L’influenza pascoliana
Per molti decenni il dibattito critico intorno alla posizione storico-letteraria di Pascoli è stato dominato da una domanda ricorrente: l’autore di Myricae ha chiuso l’Ottocento o aperto il Novecento? In altre parole, la sua poesia va messa in relazione con le tendenze del tardo-Romanticismo, del Positivismo e del Simbolismo di fine secolo, è da considerare in una posizione di cerniera tra due epoche o va intesa come il fondamentale punto di avvio di alcuni, successivi filoni della lirica italiana novecentesca?
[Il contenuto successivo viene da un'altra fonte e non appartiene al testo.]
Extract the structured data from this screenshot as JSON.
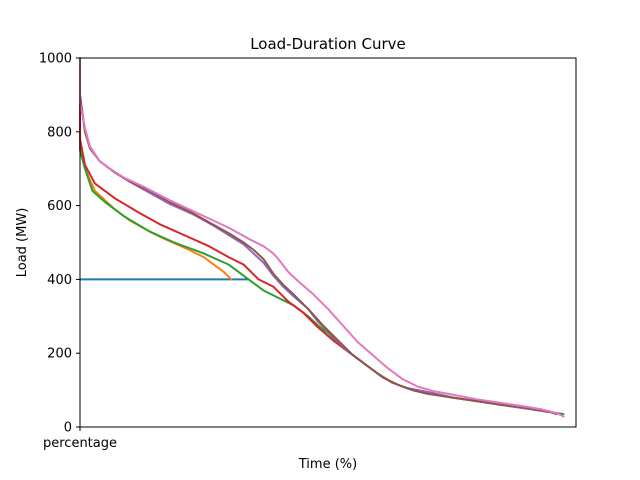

Come suggerisce la studiosa Niva Lorenzini, cercare parentele vincolanti con la produzione successiva determina «confuse e interessate assimilazioni»: sottrarre Pascoli al suo tempo significa, per paradosso, togliere forza alla novità della sua poetica in una stagione della nostra letteratura ancora legata ai modelli classicheggianti della produzione carducciana. D’altro canto, se è vero che molti motivi e caratteri dei versi di Pascoli appartengono a un orizzonte geografico e cronologico limitato (si pensi alla rappresentazione del mondo contadino), è altrettanto vero che il debito che molti poeti delle generazioni successive scontano nei suoi confronti è innegabile: dai Crepuscolari a Saba fino ad Ungaretti e oltre.